Cap It. Absolutely. But Trading?

Hi!

Every time I give a talk on climate justice, I get a question on cap-and-trade. Here below I offer the major reasons that people on the frontlines of climate change express against that idea. Again this is not to say that I agree with all of them. It is to list and understand the reasoning of other social movements whose voices are not amplified, which is why we in the U.S. seem to believe that cap-and-trade is the only solution.

1. Cap-and-trade is being sold as the only answer. Actually we all agree that a cap is a fabulous idea. Let's just do that to begin with. Climate change requires bold solutions. Just do it: cap emissions. That is what the global community has been saying since 1992. It is the companies that are refusing to cap - because they want to maintain the ability of making profits. For those who are familiar with what profit means, in economics, fundamentally, profit means someone else loses. So built into that idea is harm, injustice and inequity. I do not believe this to be a sound place to search for solutions, again, specifically, on a global scale.

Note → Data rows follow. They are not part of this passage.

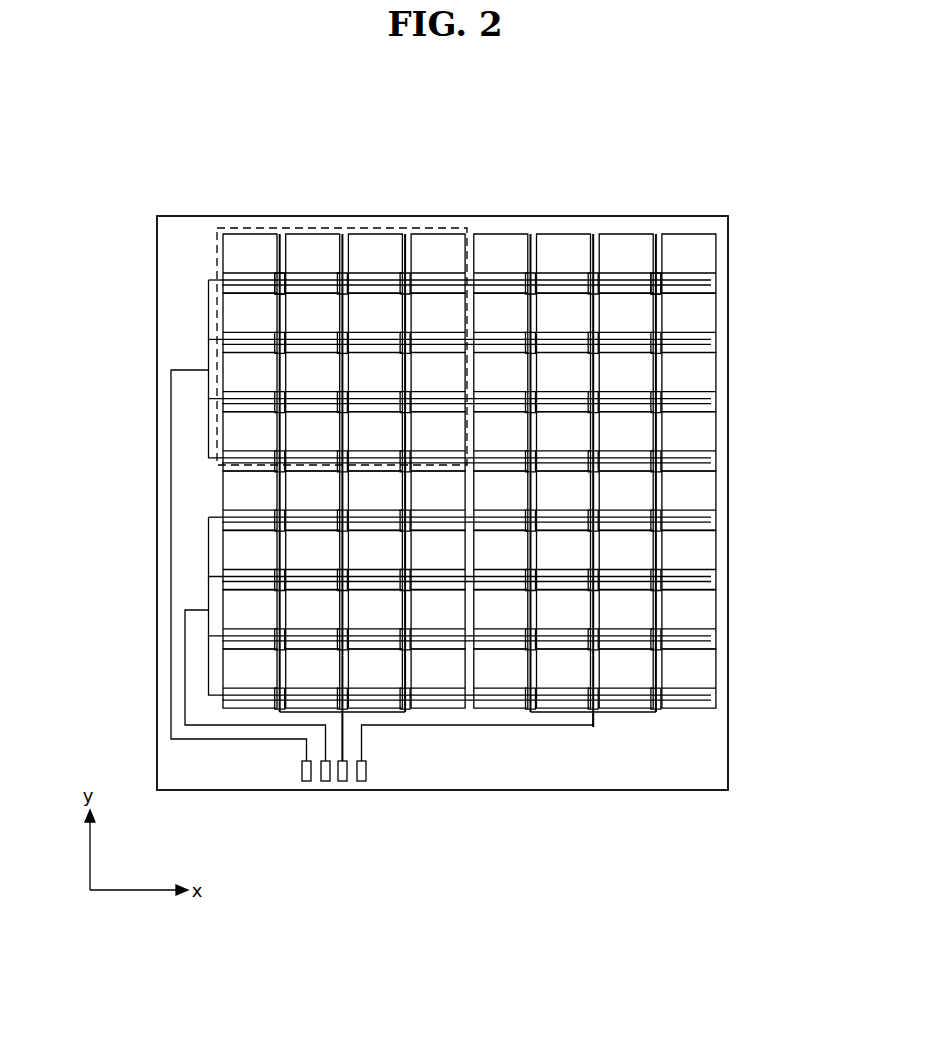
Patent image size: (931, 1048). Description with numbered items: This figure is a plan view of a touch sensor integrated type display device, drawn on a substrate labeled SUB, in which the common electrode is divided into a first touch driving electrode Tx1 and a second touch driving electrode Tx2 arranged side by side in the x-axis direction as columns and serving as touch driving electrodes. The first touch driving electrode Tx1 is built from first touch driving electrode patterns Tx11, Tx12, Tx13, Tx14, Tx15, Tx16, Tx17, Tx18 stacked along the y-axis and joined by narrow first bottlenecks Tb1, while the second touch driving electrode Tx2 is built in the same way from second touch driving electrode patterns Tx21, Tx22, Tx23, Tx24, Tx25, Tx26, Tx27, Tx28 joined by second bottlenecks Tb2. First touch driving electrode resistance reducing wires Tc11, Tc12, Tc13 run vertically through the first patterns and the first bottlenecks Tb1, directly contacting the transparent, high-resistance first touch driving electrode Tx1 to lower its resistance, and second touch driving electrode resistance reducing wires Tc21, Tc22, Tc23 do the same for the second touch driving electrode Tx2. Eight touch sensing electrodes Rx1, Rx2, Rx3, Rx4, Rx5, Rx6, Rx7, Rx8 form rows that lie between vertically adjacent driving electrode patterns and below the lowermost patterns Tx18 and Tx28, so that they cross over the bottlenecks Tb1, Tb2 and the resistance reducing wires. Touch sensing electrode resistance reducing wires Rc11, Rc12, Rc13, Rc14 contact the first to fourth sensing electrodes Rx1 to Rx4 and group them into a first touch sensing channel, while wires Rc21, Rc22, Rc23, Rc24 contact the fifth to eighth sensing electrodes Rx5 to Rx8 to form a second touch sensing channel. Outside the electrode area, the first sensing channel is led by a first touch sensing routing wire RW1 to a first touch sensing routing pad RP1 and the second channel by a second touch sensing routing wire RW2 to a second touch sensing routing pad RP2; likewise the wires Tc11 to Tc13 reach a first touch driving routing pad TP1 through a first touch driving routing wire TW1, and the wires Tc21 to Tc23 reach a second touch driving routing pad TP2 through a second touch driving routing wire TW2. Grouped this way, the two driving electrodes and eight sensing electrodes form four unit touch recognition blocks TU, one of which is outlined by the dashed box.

The substrate SUB is at (672, 778).
The unit touch recognition block TU is at (253, 228).
The first touch driving electrode Tx1 is at (455, 223).
The second touch driving electrode Tx2 is at (717, 223).
The first touch driving electrode pattern Tx11 is at (235, 249).
The first touch driving electrode pattern Tx12 is at (235, 308).
The first touch driving electrode pattern Tx13 is at (235, 368).
The first touch driving electrode pattern Tx14 is at (235, 427).
The first touch driving electrode pattern Tx15 is at (235, 486).
The first touch driving electrode pattern Tx16 is at (235, 546).
The first touch driving electrode pattern Tx17 is at (235, 605).
The first touch driving electrode pattern Tx18 is at (235, 664).
The second touch driving electrode pattern Tx21 is at (716, 250).
The second touch driving electrode pattern Tx22 is at (716, 309).
The second touch driving electrode pattern Tx23 is at (716, 368).
The second touch driving electrode pattern Tx24 is at (716, 427).
The second touch driving electrode pattern Tx25 is at (716, 486).
The second touch driving electrode pattern Tx26 is at (716, 545).
The second touch driving electrode pattern Tx27 is at (716, 604).
The second touch driving electrode pattern Tx28 is at (716, 664).
The first touch sensing electrode Rx1 is at (712, 283).
The second touch sensing electrode Rx2 is at (712, 342).
The third touch sensing electrode Rx3 is at (712, 402).
The fourth touch sensing electrode Rx4 is at (712, 461).
The fifth touch sensing electrode Rx5 is at (712, 520).
The sixth touch sensing electrode Rx6 is at (712, 580).
The seventh touch sensing electrode Rx7 is at (712, 639).
The eighth touch sensing electrode Rx8 is at (712, 698).
The first touch sensing electrode resistance reducing wire Rc11 is at (211, 283).
The second touch sensing electrode resistance reducing wire Rc12 is at (211, 342).
The third touch sensing electrode resistance reducing wire Rc13 is at (211, 372).
The fourth touch sensing electrode resistance reducing wire Rc14 is at (211, 461).
The fifth touch sensing electrode resistance reducing wire Rc21 is at (211, 520).
The sixth touch sensing electrode resistance reducing wire Rc22 is at (211, 580).
The seventh touch sensing electrode resistance reducing wire Rc23 is at (211, 639).
The eighth touch sensing electrode resistance reducing wire Rc24 is at (211, 698).
The first touch driving electrode resistance reducing wire Tc11 is at (282, 247).
The first touch driving electrode resistance reducing wire Tc12 is at (344, 247).
The first touch driving electrode resistance reducing wire Tc13 is at (407, 247).
The second touch driving electrode resistance reducing wire Tc21 is at (532, 247).
The second touch driving electrode resistance reducing wire Tc22 is at (595, 247).
The second touch driving electrode resistance reducing wire Tc23 is at (658, 247).
The first bottleneck Tb1 is at (286, 274).
The second bottleneck Tb2 is at (661, 274).
The first touch sensing routing wire RW1 is at (194, 741).
The second touch sensing routing wire RW2 is at (246, 727).
The first touch driving routing wire TW1 is at (345, 738).
The second touch driving routing wire TW2 is at (482, 728).
The first touch sensing routing pad RP1 is at (306, 783).
The second touch sensing routing pad RP2 is at (325, 783).
The first touch driving routing pad TP1 is at (343, 783).
The second touch driving routing pad TP2 is at (362, 783).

2. Now, trading: there are several reasons to question the efficacy of this as a solution.

a. A carbon trading market is not yet established. why bank the future on something that will be highly unpredictable and in fact is doomed to crash at some point as the current market failures demonstrate clearly. I don't think we can, as a society, bank our future on something so volatile, as a whole. by the way, the markets that have been created thus far are in disarray.

b. There are better solutions and technologies that already available that work, that don't depend on the invisible hand of the market to work. why not just invest money in doing that, now? it's a sure thing.
     b2. there are other solution / options that are partially capitalist: cap-and-tax, for instance. or as you said, cap-and-dividend.

If we understand the magnitude of the problem of climate change and its impacts on human survival and well-being, then I do not believe we can afford to diddle around with market-based solutions that, for people of conscience and historical knowledge, have caused the problems that we are seeing in the current moment. Cap-and-trade has seemed to work in some isolated regions, however, I strongly believe that a global system of cap-and-trade will be fundamentally detrimental to human well being and ecological survival.

c. Unevenness in solutions - for the indigenous communities that i have worked with in mexico and malaysia, as well as people of color communities in the U.S., it is absolutely fundamental that currently existing polluting facilities lower their emissions. Those emissions are causing deep health problems in these communities. Governments will not guarantee their land rights or health, and will most likely trade away the well-being of a community or a people in order to maximize profits. We know this from historical experience in timber, oil exploration, mining, palm oil and pulp and paper plantations on native lands in every place in the world.

d. for many people who believe that the air, water and land are fundamentally a part of nature and that climate change is a warning and challenge that late industrial societies must actually deeply and fundamentally redefine their relationships to land and nature and to each other, the commodification of water, air and land is fundamentally immoral and unethical.

The entire cap-and-trade debate takes away time and brilliant minds from devising real solutions that will work, and that can be implemented, now. It stifles the imagination of what is actually possible.